GitHub Actions are composed by Workflows, which are a set of Jobs, which are a group of Steps in itself. Steps can be composed of external Actions or your own actions.
From the docs:
An action is a custom application for the GitHub Actions platform that performs a complex but frequently repeated task. Use an action to help reduce the amount of repetitive code that you write in your workflow files.
Actions are a Vendor Lock-in Mechanism
Actions can be obtained from the marketplace, where we can find official ones (GitHub owned) or made by the community. On paper, they sound good, avoid repetitive code and such, but I do not see that with this high regard.
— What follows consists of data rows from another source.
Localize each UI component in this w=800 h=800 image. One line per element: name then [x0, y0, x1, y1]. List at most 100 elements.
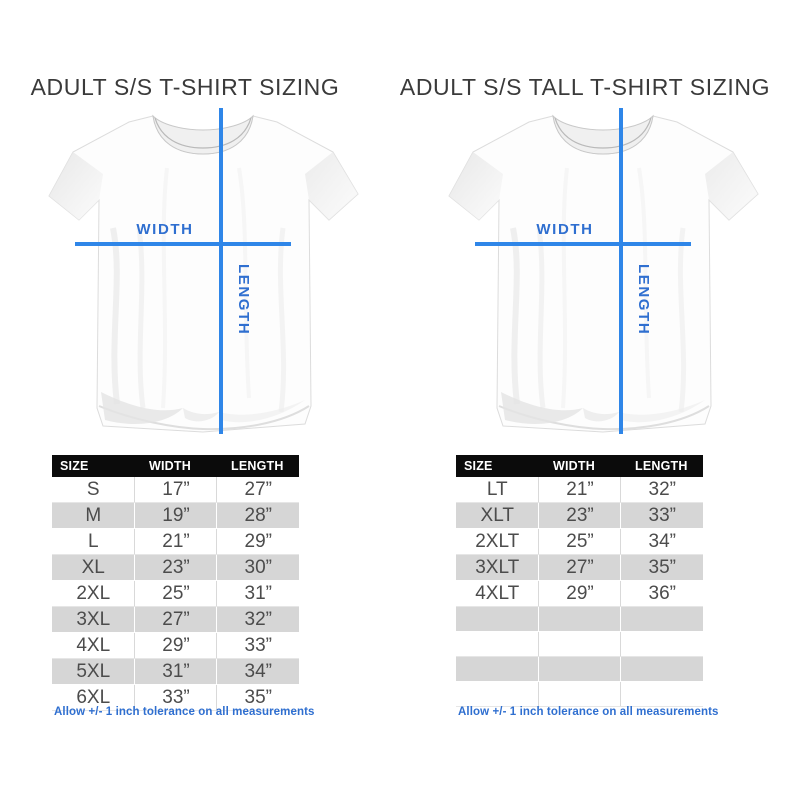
measurement-lines	[475, 108, 691, 434]
length-label-text: LENGTH	[635, 264, 652, 335]
table-row-empty	[456, 656, 703, 682]
measurement-lines	[75, 108, 291, 434]
table-row: 4XLT 29” 36”	[456, 580, 703, 607]
cell-length: 35”	[620, 554, 703, 581]
table-header-row: SIZE WIDTH LENGTH	[52, 455, 299, 477]
shirt-body-shape	[48, 114, 359, 433]
table-row: 3XL 27” 32”	[52, 606, 299, 633]
cell-width: 33”	[134, 684, 218, 711]
cell-size: S	[52, 477, 136, 503]
cell-length: 33”	[216, 632, 299, 659]
table-row: 3XLT 27” 35”	[456, 554, 703, 581]
cell-width: 23”	[538, 502, 622, 529]
cell-width	[538, 681, 622, 707]
cell-width: 29”	[538, 580, 622, 607]
column-header-length: LENGTH	[620, 455, 703, 477]
cell-size: LT	[456, 477, 540, 503]
cell-width: 21”	[538, 477, 622, 503]
cell-width: 23”	[134, 554, 218, 581]
cell-size	[456, 606, 540, 632]
cell-size	[456, 656, 540, 682]
cell-size: L	[52, 528, 136, 555]
column-header-width: WIDTH	[538, 455, 621, 477]
table-row: M 19” 28”	[52, 502, 299, 529]
cell-length: 27”	[216, 477, 299, 503]
cell-length: 34”	[620, 528, 703, 555]
table-row-empty	[456, 631, 703, 657]
size-table-tall: SIZE WIDTH LENGTH LT 21” 32” XLT 23” 33”…	[456, 455, 703, 707]
cell-width	[538, 631, 622, 657]
table-row: 2XL 25” 31”	[52, 580, 299, 607]
tolerance-note-tall: Allow +/- 1 inch tolerance on all measur…	[458, 706, 719, 718]
table-row: 6XL 33” 35”	[52, 684, 299, 711]
column-header-size: SIZE	[52, 455, 135, 477]
cell-size: 2XL	[52, 580, 136, 607]
cell-length	[620, 656, 703, 682]
cell-size: XLT	[456, 502, 540, 529]
cell-width: 19”	[134, 502, 218, 529]
cell-length: 30”	[216, 554, 299, 581]
cell-length: 32”	[216, 606, 299, 633]
cell-size: XL	[52, 554, 136, 581]
cell-size: 3XL	[52, 606, 136, 633]
cell-length: 29”	[216, 528, 299, 555]
cell-size	[456, 681, 540, 707]
table-row-empty	[456, 681, 703, 707]
tshirt-diagram-tall: WIDTH LENGTH	[443, 108, 763, 444]
width-label-text: WIDTH	[136, 221, 193, 238]
cell-width: 31”	[134, 658, 218, 685]
cell-width	[538, 606, 622, 632]
cell-length	[620, 606, 703, 632]
table-row: LT 21” 32”	[456, 477, 703, 503]
panel-standard: WIDTH LENGTH	[28, 108, 378, 444]
cell-length	[620, 681, 703, 707]
table-row: 5XL 31” 34”	[52, 658, 299, 685]
cell-width: 29”	[134, 632, 218, 659]
cell-width: 17”	[134, 477, 218, 503]
table-row: 4XL 29” 33”	[52, 632, 299, 659]
table-row: XL 23” 30”	[52, 554, 299, 581]
cell-size	[456, 631, 540, 657]
size-table-tall-wrap: SIZE WIDTH LENGTH LT 21” 32” XLT 23” 33”…	[456, 455, 703, 707]
cell-width: 25”	[134, 580, 218, 607]
shirt-body-shape	[448, 114, 759, 433]
table-row-empty	[456, 606, 703, 632]
width-label-text: WIDTH	[536, 221, 593, 238]
cell-size: 6XL	[52, 684, 136, 711]
column-header-width: WIDTH	[134, 455, 217, 477]
cell-length: 31”	[216, 580, 299, 607]
cell-width: 25”	[538, 528, 622, 555]
column-header-size: SIZE	[456, 455, 539, 477]
size-table-standard: SIZE WIDTH LENGTH S 17” 27” M 19” 28” L	[52, 455, 299, 711]
cell-length: 28”	[216, 502, 299, 529]
table-row: XLT 23” 33”	[456, 502, 703, 529]
cell-width	[538, 656, 622, 682]
table-row: S 17” 27”	[52, 477, 299, 503]
table-header-row: SIZE WIDTH LENGTH	[456, 455, 703, 477]
cell-size: M	[52, 502, 136, 529]
cell-size: 3XLT	[456, 554, 540, 581]
cell-width: 27”	[538, 554, 622, 581]
table-row: L 21” 29”	[52, 528, 299, 555]
size-table-standard-wrap: SIZE WIDTH LENGTH S 17” 27” M 19” 28” L	[52, 455, 299, 711]
cell-length: 32”	[620, 477, 703, 503]
panel-title-standard: ADULT S/S T-SHIRT SIZING	[30, 74, 340, 100]
cell-width: 21”	[134, 528, 218, 555]
length-label-text: LENGTH	[235, 264, 252, 335]
cell-size: 4XL	[52, 632, 136, 659]
cell-width: 27”	[134, 606, 218, 633]
table-row: 2XLT 25” 34”	[456, 528, 703, 555]
cell-size: 5XL	[52, 658, 136, 685]
panel-tall: WIDTH LENGTH	[428, 108, 778, 444]
panel-title-tall: ADULT S/S TALL T-SHIRT SIZING	[399, 74, 771, 100]
cell-length: 33”	[620, 502, 703, 529]
tshirt-diagram-standard: WIDTH LENGTH	[43, 108, 363, 444]
tolerance-note-standard: Allow +/- 1 inch tolerance on all measur…	[54, 706, 315, 718]
cell-size: 2XLT	[456, 528, 540, 555]
cell-length: 35”	[216, 684, 299, 711]
titles-row: ADULT S/S T-SHIRT SIZING ADULT S/S TALL …	[0, 74, 800, 101]
column-header-length: LENGTH	[216, 455, 299, 477]
cell-size: 4XLT	[456, 580, 540, 607]
cell-length: 34”	[216, 658, 299, 685]
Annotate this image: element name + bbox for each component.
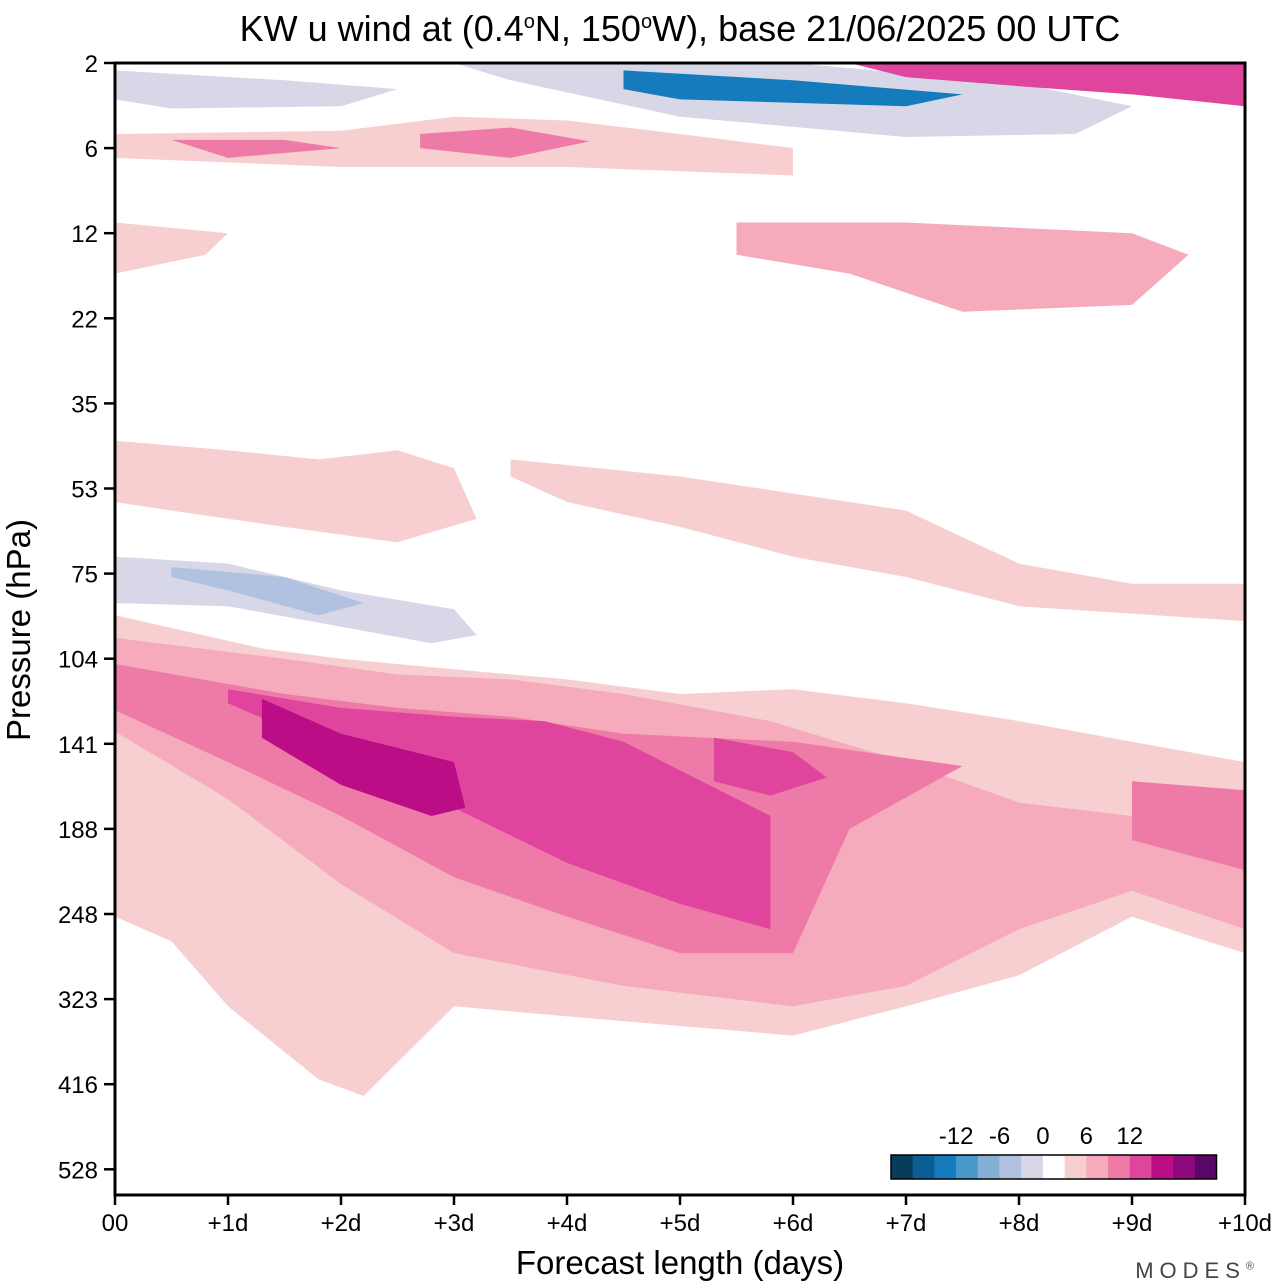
x-tick-label-4: +4d <box>547 1210 588 1237</box>
colorbar-label-0: -12 <box>939 1123 974 1150</box>
contour-region-22 <box>623 70 963 107</box>
contour-region-9 <box>115 440 477 543</box>
contour-region-20 <box>115 70 398 109</box>
y-tick-label-13: 528 <box>58 1157 98 1184</box>
x-tick-label-9: +9d <box>1112 1210 1153 1237</box>
title-text-3: W), base 21/06/2025 00 UTC <box>652 8 1121 49</box>
contour-region-16 <box>394 1053 918 1195</box>
y-tick-label-8: 141 <box>58 732 98 759</box>
y-tick-label-2: 12 <box>71 221 98 248</box>
chart-title: KW u wind at (0.4oN, 150oW), base 21/06/… <box>0 0 1280 51</box>
y-axis: 2 6 12 22 35 53 75 104 141 188 248 323 416 528 <box>58 51 115 1184</box>
contour-region-13 <box>228 297 511 356</box>
y-tick-label-1: 6 <box>85 136 98 163</box>
colorbar-swatch-9 <box>1086 1155 1109 1179</box>
y-tick-label-9: 188 <box>58 817 98 844</box>
colorbar-swatch-8 <box>1064 1155 1087 1179</box>
x-tick-label-3: +3d <box>434 1210 475 1237</box>
colorbar-swatch-12 <box>1151 1155 1174 1179</box>
title-degree-2: o <box>640 11 653 33</box>
colorbar-swatch-4 <box>977 1155 1000 1179</box>
x-tick-label-0: 00 <box>102 1210 129 1237</box>
y-tick-label-3: 22 <box>71 306 98 333</box>
brand-mark: ® <box>1245 1260 1254 1273</box>
y-tick-label-0: 2 <box>85 51 98 78</box>
contour-region-5 <box>713 737 827 796</box>
title-degree-1: o <box>523 11 535 33</box>
contour-regions <box>115 63 1245 1195</box>
contour-region-18 <box>171 139 341 158</box>
y-tick-label-11: 323 <box>58 987 98 1014</box>
colorbar-frame <box>890 1154 1218 1180</box>
brand-logo: MODES® <box>1135 1258 1254 1284</box>
colorbar-label-1: -6 <box>989 1123 1010 1150</box>
colorbar-label-2: 0 <box>1036 1123 1049 1150</box>
x-tick-label-5: +5d <box>660 1210 701 1237</box>
colorbar-swatch-0 <box>891 1155 914 1179</box>
x-tick-label-2: +2d <box>321 1210 362 1237</box>
brand-text: MODES <box>1135 1258 1246 1283</box>
contour-region-11 <box>544 590 861 649</box>
x-tick-label-7: +7d <box>886 1210 927 1237</box>
y-tick-label-5: 53 <box>71 477 98 504</box>
colorbar-swatch-1 <box>912 1155 935 1179</box>
colorbar-swatch-14 <box>1194 1155 1217 1179</box>
colorbar-swatch-6 <box>1021 1155 1044 1179</box>
colorbar-swatch-2 <box>934 1155 957 1179</box>
y-axis-title: Pressure (hPa) <box>0 519 37 741</box>
x-tick-label-8: +8d <box>999 1210 1040 1237</box>
contour-region-25 <box>115 222 228 274</box>
colorbar-label-4: 12 <box>1116 1123 1143 1150</box>
colorbar-swatch-7 <box>1042 1155 1065 1179</box>
title-text-1: KW u wind at (0.4 <box>239 8 524 49</box>
x-tick-label-10: +10d <box>1218 1210 1272 1237</box>
title-text-2: N, 150 <box>534 8 641 49</box>
contour-region-15 <box>115 175 567 223</box>
colorbar: -12 -6 0 6 12 <box>890 1123 1218 1180</box>
y-tick-label-10: 248 <box>58 902 98 929</box>
x-axis: 00 +1d +2d +3d +4d +5d +6d +7d +8d +9d +10d <box>102 1195 1272 1237</box>
contour-region-14 <box>906 430 1245 494</box>
x-tick-label-6: +6d <box>773 1210 814 1237</box>
colorbar-swatch-13 <box>1173 1155 1196 1179</box>
colorbar-swatch-11 <box>1129 1155 1152 1179</box>
contour-region-10 <box>510 459 1245 622</box>
contour-region-19 <box>420 127 590 158</box>
contour-region-3 <box>1132 781 1245 871</box>
contour-region-23 <box>849 63 1245 107</box>
colorbar-label-3: 6 <box>1080 1123 1093 1150</box>
y-tick-label-6: 75 <box>71 562 98 589</box>
colorbar-swatch-5 <box>999 1155 1022 1179</box>
x-axis-title: Forecast length (days) <box>516 1244 844 1281</box>
y-tick-label-4: 35 <box>71 391 98 418</box>
colorbar-swatch-3 <box>956 1155 979 1179</box>
contour-region-12 <box>928 626 1189 670</box>
colorbar-swatch-10 <box>1108 1155 1131 1179</box>
contour-region-6 <box>261 698 466 816</box>
x-tick-label-1: +1d <box>208 1210 249 1237</box>
y-tick-label-12: 416 <box>58 1072 98 1099</box>
contour-region-8 <box>171 567 364 616</box>
contour-region-24 <box>736 222 1189 312</box>
y-tick-label-7: 104 <box>58 647 98 674</box>
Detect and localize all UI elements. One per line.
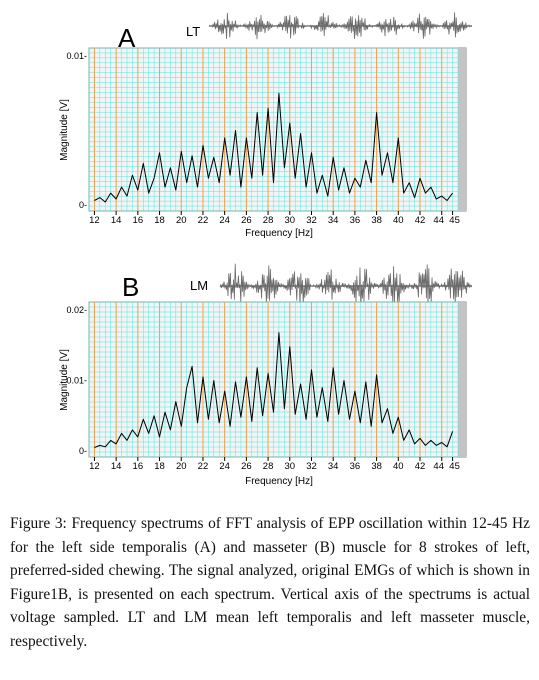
- y-axis-label: Magnitude [V]: [59, 349, 70, 411]
- x-tick-label: 42: [415, 461, 426, 472]
- x-tick-labels: 12 14 16 18 20 22 24 26 28 30 32 34 36 38 40 42 44 45: [89, 457, 460, 472]
- x-tick-label: 30: [284, 215, 295, 226]
- x-tick-label: 12: [89, 215, 100, 226]
- x-tick-label: 45: [449, 215, 460, 226]
- x-tick-label: 12: [89, 461, 100, 472]
- y-tick-label: 0-: [79, 200, 87, 210]
- x-tick-label: 24: [219, 215, 230, 226]
- x-tick-labels: 12 14 16 18 20 22 24 26 28 30 32 34 36 38 40 42 44 45: [89, 211, 460, 226]
- x-tick-label: 42: [415, 215, 426, 226]
- x-axis-label: Frequency [Hz]: [245, 228, 313, 239]
- x-tick-label: 32: [306, 215, 317, 226]
- y-axis-label: Magnitude [V]: [59, 99, 70, 161]
- x-tick-label: 44: [433, 215, 444, 226]
- x-tick-label: 18: [154, 215, 165, 226]
- x-tick-label: 40: [393, 461, 404, 472]
- y-tick-label: 0-: [79, 446, 87, 456]
- plot-scrollbar: [458, 48, 466, 211]
- x-tick-label: 38: [371, 461, 382, 472]
- emg-label: LT: [186, 24, 200, 39]
- plot-area: [88, 301, 467, 458]
- chart-panel-a: A LT 0.01- 0-12 14 16 18 20 22 24 26 28 30 32 34 36 38 40…: [59, 12, 472, 239]
- x-tick-label: 28: [263, 461, 274, 472]
- spectrum-line: [94, 92, 454, 203]
- x-tick-label: 16: [133, 461, 144, 472]
- x-tick-label: 32: [306, 461, 317, 472]
- x-tick-label: 36: [350, 461, 361, 472]
- x-tick-label: 26: [241, 461, 252, 472]
- x-tick-label: 14: [111, 461, 122, 472]
- figure-caption: Figure 3: Frequency spectrums of FFT ana…: [10, 515, 530, 650]
- spectrum-line: [94, 332, 454, 448]
- x-tick-label: 20: [176, 461, 187, 472]
- y-tick-label: 0.01-: [66, 376, 87, 386]
- x-tick-label: 45: [449, 461, 460, 472]
- y-tick-label: 0.02-: [66, 305, 87, 315]
- x-tick-label: 26: [241, 215, 252, 226]
- x-tick-label: 20: [176, 215, 187, 226]
- x-tick-label: 18: [154, 461, 165, 472]
- x-tick-label: 34: [328, 215, 339, 226]
- x-tick-label: 16: [133, 215, 144, 226]
- panel-label: A: [118, 23, 136, 53]
- figure-canvas: A LT0.01-0-12 14 16 18 20 22 24 26 28 30 32 34 36 38 40…: [59, 12, 472, 487]
- panel-label: B: [122, 272, 139, 302]
- plot-grid: [88, 301, 459, 458]
- x-tick-label: 24: [219, 461, 230, 472]
- x-tick-label: 34: [328, 461, 339, 472]
- x-tick-label: 22: [198, 215, 209, 226]
- x-axis-label: Frequency [Hz]: [245, 476, 313, 487]
- emg-trace: [208, 12, 472, 40]
- x-tick-label: 38: [371, 215, 382, 226]
- x-tick-label: 36: [350, 215, 361, 226]
- chart-panel-b: B LM 0.02- 0.01- 0-12 14 16 18 20 22 24 26 28 30 32 34 3…: [59, 263, 472, 487]
- x-tick-label: 22: [198, 461, 209, 472]
- x-tick-label: 28: [263, 215, 274, 226]
- x-tick-label: 44: [433, 461, 444, 472]
- emg-trace: [219, 263, 472, 309]
- emg-label: LM: [190, 278, 208, 293]
- plot-scrollbar: [458, 302, 466, 457]
- x-tick-label: 40: [393, 215, 404, 226]
- plot-grid: [88, 47, 459, 212]
- y-tick-label: 0.01-: [66, 51, 87, 61]
- x-tick-label: 14: [111, 215, 122, 226]
- x-tick-label: 30: [284, 461, 295, 472]
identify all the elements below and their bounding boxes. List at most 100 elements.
The most surprising case for me was
But the same goes when we want to prepare an environment for the language our project needs. There’s
setup-python, and more alike.
This really highlights the purpose of this post. Delegating the preparation of your build environment to third-party components, whether official or by the community, is shooting yourself in the foot because you loose control of that environment, you are exposing your project to the risk of supply chain attacks, and it feels really unnecessary just to spare a few lines of code to setup the environment. But are you really sparing that many lines of code? Ultimately, you’re going to have to declare what your environment needs so other developers can contribute to the project anyway, so why not simply write a bash script to take care of that for you?
The Whole Thing is a Massive Lock-in System
GitHub Actions were essentially built to have people writing their CI/CD systems (which are key to build, ship and distribute apps) based on a system (GitHub) that does not work elsewhere - thus the vendor lock-in. You cannot take your actions and reproduce it elsewhere, not even locally. The underlying principal of re-using actions (
use: actions/checkout@v4, for instance) makes a change to another system a highly expensive one, because it’s not about doing a couple tweaks, like adding a
git checkout call in your new system - one would have to design the entire system from scratch because you would be missing a awful lot of these steps along the way in your CI/CD process.
I was surprised to find so many public and private projects using this system without considering making its backbone simple, reproducible bash scripts. Despite the recommendation of using actions from the marketplace, the DevOps engineer has the option to write bash scripts and use those instead of re-usable actions. Advantages? Well:
- No vendor lock-in in regards to your CI/CD system - if in the future you need to change, you take your bash scripts with you and make that work, instead of redesigning the whole system again;
- Reproducible builds (developers can build the project locally and debug anything that comes up - and it will happen!) and I’m surprised people are not experiencing too much of this;
- No third party dependencies by not importing code you do not own (it doesn’t matter if it is open source or not, official or from the community);
Disadvantages? More code to write? Is it really though? As mentioned above, you’re probably already writing some from of reproducible builds for your devs, like
nix or something - why not leverage those instead?
I remember when GitHub Actions were mostly a paid system, where users had 2000 minutes for free each month. I don’t recall what was the syntax like at the time, but I would really love to dig down the rabbit hole and find out if this action re-usability concept came after that or not.
Hope you enjoyed reading this mild rant I’m writing after completing a phase 1 of a project that required learning and reworking on the CI/CD Pipelines for a list of 20 projects. An after-thought that emerged very quickly was to create bash scripts to use further down the road - which I think is the way to go to create secure, reproducible and vendor free CI/CD pipelines for your projects, whether on a commercial or open source setting.